La custode di mia sorella: Jodi Picoult VS Nick Cassavetes

Il libro

Titolo originale: My Sister’s Keeper

Titolo italiano: La custode di mia sorella

Autore: Jodi Picoult

Edizione: Corbaccio

Pagine: 428

Anno: 2004-2005


Il film

Titolo originale: My Sister’s Keeper

Titolo italiano: La custode di mia sorella

Regia di: Nick Cassavetes

Protagonisti: Abigail Breslin, Sofia Vassilieva, Cameron Diaz, Jason Patric, Evan Ellingson, Alec Baldwin, Thomas Dekker.

Durata: 1 ora e 49 min.

Anno: 2009

Trama: Anna Fitzgerald è una ragazzina di tredici anni venuta al mondo grazie alla fertilizzazione in vitro, concepita con le caratteristiche genetiche per poter essere donatrice di midollo osseo per la sorella maggiore Kate, malata da tempo di leucemia.
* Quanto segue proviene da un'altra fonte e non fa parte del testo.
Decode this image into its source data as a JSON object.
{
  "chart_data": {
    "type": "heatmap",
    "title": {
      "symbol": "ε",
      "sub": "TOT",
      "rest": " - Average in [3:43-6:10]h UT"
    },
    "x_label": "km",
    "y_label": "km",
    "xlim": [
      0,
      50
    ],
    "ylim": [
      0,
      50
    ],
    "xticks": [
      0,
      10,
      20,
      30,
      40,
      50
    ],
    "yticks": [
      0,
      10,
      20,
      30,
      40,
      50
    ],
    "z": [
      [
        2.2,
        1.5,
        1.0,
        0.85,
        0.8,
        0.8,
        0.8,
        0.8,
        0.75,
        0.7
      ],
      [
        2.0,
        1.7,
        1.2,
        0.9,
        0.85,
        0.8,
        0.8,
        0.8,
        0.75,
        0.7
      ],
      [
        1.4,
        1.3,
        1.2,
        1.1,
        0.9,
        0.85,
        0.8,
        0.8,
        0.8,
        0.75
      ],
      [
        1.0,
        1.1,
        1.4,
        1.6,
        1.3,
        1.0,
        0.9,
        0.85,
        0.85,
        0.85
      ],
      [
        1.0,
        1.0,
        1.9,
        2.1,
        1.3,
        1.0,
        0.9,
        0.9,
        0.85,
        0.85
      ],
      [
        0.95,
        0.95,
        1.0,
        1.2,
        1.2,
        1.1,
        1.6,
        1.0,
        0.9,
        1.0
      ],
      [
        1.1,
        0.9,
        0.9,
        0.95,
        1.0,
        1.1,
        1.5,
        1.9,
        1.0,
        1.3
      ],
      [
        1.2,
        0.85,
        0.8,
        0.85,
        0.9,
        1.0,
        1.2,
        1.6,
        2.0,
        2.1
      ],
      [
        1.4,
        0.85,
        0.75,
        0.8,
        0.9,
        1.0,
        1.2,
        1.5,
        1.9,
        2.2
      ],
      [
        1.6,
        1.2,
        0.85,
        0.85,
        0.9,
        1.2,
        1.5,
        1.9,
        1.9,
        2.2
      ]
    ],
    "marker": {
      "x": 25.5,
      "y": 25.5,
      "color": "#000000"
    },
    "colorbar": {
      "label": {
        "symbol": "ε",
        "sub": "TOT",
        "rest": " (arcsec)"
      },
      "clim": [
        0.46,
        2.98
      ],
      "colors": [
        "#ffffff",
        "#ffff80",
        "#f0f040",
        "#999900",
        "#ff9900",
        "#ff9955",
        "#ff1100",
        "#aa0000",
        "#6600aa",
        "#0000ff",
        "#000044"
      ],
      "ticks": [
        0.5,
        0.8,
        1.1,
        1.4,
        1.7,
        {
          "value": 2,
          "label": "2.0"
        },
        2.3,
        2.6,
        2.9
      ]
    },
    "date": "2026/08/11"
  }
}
Nonostante la giovane età, Anna si è sottoposta a numerose analisi, trasfusioni e iniezioni, il tutto per salvare la sorella, ma quando i genitori decidono, senza il suo consenso, di usare un suo rene per salvare Kate da un’infezione, la giovane Anna si ribella.

Sentendosi messa al mondo al solo scopo di salvare la sorella, Anna si rivolge ad un avvocato per far causa alla sua famiglia. Con l’aiuto dell’avvocato, Anna dovrà affrontare i duri scontri con la famiglia che le impedisce di fare una scelta che potrebbe mettere a rischio la salute della sorella. Quando però si arriva in tribunale, Anna si ritrova sola, contro il parere contrastante dei propri genitori, affiancata esclusivamente dal suo avvocato…

***

“La custode di mia sorella” è una storia toccante, da leggere e guardare tutto d’un fiato.

Sia il romanzo che il film centrano il punto saliente dell’intera vicenda: è giusto far sopportare ad una persona innocente delle sofferenze per far star bene un’altra persona?

In questo caso, una ragazzina può sopportare tutti i dolori inflitti da dei medici per far stare meglio la propria sorella maggiore malata?

Qualcuno potrebbe rispondere a quest’ultima domanda con un profondo “sì”, perché aiutare il sangue del proprio sangue è qualcosa che dovrebbe essere molto semplice. Io avendo dei fratelli lo farei… ma quando vieni “creata” solo a quello scopo, cosa puoi decidere di fare?

La protagonista Andromeda, chiamata da tutti Anna, decide di dire “no”. Forse può sembrare una scelta egoistica, lei continuerebbe a vivere bene e a lungo, ma la sorella Kate – malata di leucemia – potrebbe morirne.

Entrambe sono legate da un profondo affetto, ma Anna decide che il corpo è il suo e combatte per la sua indipendenza. Va contro tutto e tutti, contro i propri genitori soprattutto, ma non contro la sorella… perché è stata sua sorella, la sorella malata, a convincerla che questo “aiuto” è arrivato al capolinea.

La scrittura della Picoult è diretta e commovente; la regia di Cassavetes è immediata ed emozionante.

Credo che la trasposizione cinematografica di questo romanzo, il quale è uno dei miei preferiti, sia degna di nota; riprende tutte le scene più importanti raccontante dalla penna dell’autrice e te le fa vivere, ritrovandoti a piangere come una dodicenne con un pacco di Kleenex in mano.

Unica diversità tra il romanzo e il film?

Non continuate a leggere se non conoscete questa storia… se così fosse vi consiglio di leggere il libro e di recuperare la visione di questo film.

 SPOILER: Nel libro Anna è coinvolta in un incidente stradale, dopo aver vinto la causa, ed entra in stato di morte cerebrale. Con il permesso dell’avvocato Campbell, i suoi reni vengono donati alla sorella Kate che potrà così continuare a vivere; nel film invece, prima che la causa sia conclusa, Kate muore nel sonno in ospedale e, dopo la sua morte, Anna vince la causa.